On April 4, 2016, the Commodity Futures Trading Commission (“CFTC”) announced a $10 million whistleblower bounty, its largest to date.

Similar to a program administered by the Securities and Exchange Commission (“SEC”), CFTC whistleblowers are eligible for an award worth 10 to 30 percent of an enforcement penalty if they bring original information to the CFTC which leads to an enforcement action that nets more than $1 million in sanctions.

As with other CFTC and SEC whistleblower awards, details about the claimant and the unlawful conduct are required to be kept confidential in an effort to protect the whistleblower’s identity. While this confidentiality serves an important policy purpose, it also makes it difficult for the regulated community to understand the conduct at issue and improve compliance programs to guard against similar violations.

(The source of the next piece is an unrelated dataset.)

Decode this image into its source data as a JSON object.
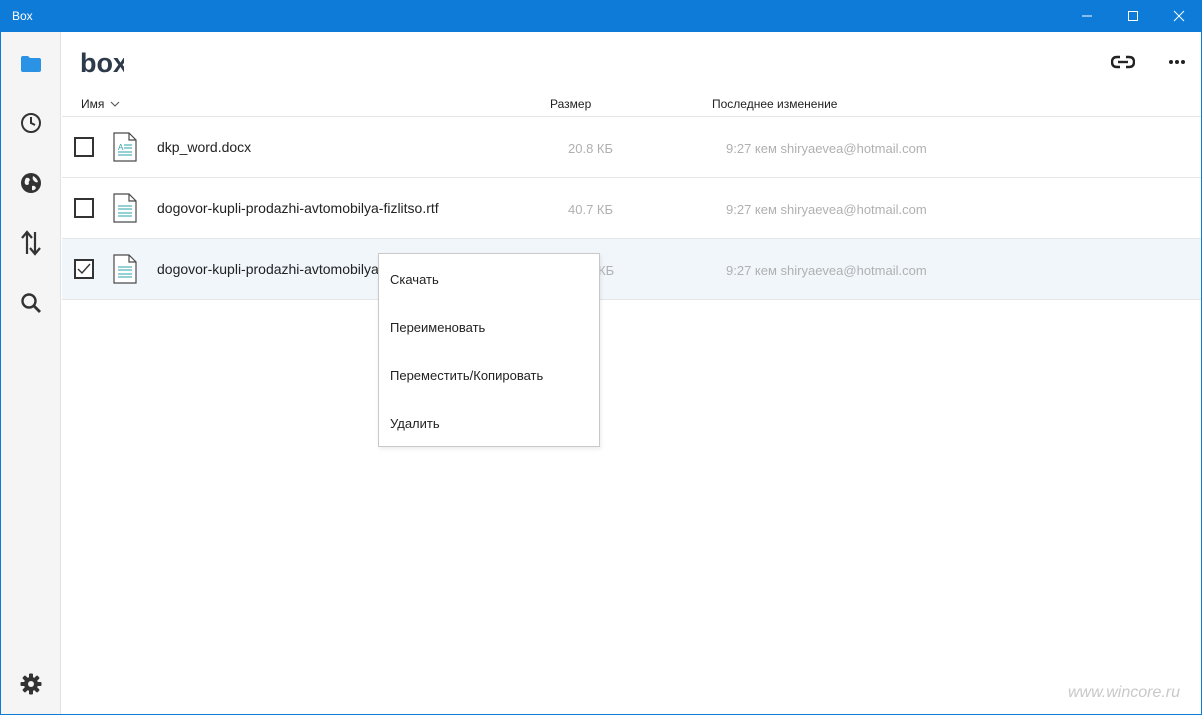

Nevertheless, the CFTC has identified the following types of unlawful conduct as representative of activities that could lead to awards for whistleblowers that come to the CFTC:

  • fraudulent representations that persuaded someone to trade futures, options, swaps, forex or leveraged transactions;
  • some type of cheating or fraud that occurred after depositing funds to trade futures, options, swaps, forex, retail commodity or leveraged transactions;
  • a person or firm that should be registered under the Commodity Exchange Act, but is not;
  • disruptive or manipulative trading activity in the futures, options or swaps markets; and
  • the trading of futures options or swaps based upon confidential information by someone not allowed to use such information.

Retailers and consumer product companies often use swaps and other derivatives to hedge risks in interest rate fluctuation, foreign currency exposure or against swings in commodity prices that could impact their supply chains. The CFTC’s action provides a good opportunity for companies to revisit compliance systems to ensure they are state of the art, and that internal reporting systems provide a credible route for aggrieved employees to report potential misconduct. Many whistleblowers are hesitant to take their concerns to the government, and only do so after they believe that their employers’ internal systems have not satisfactorily resolved their concerns.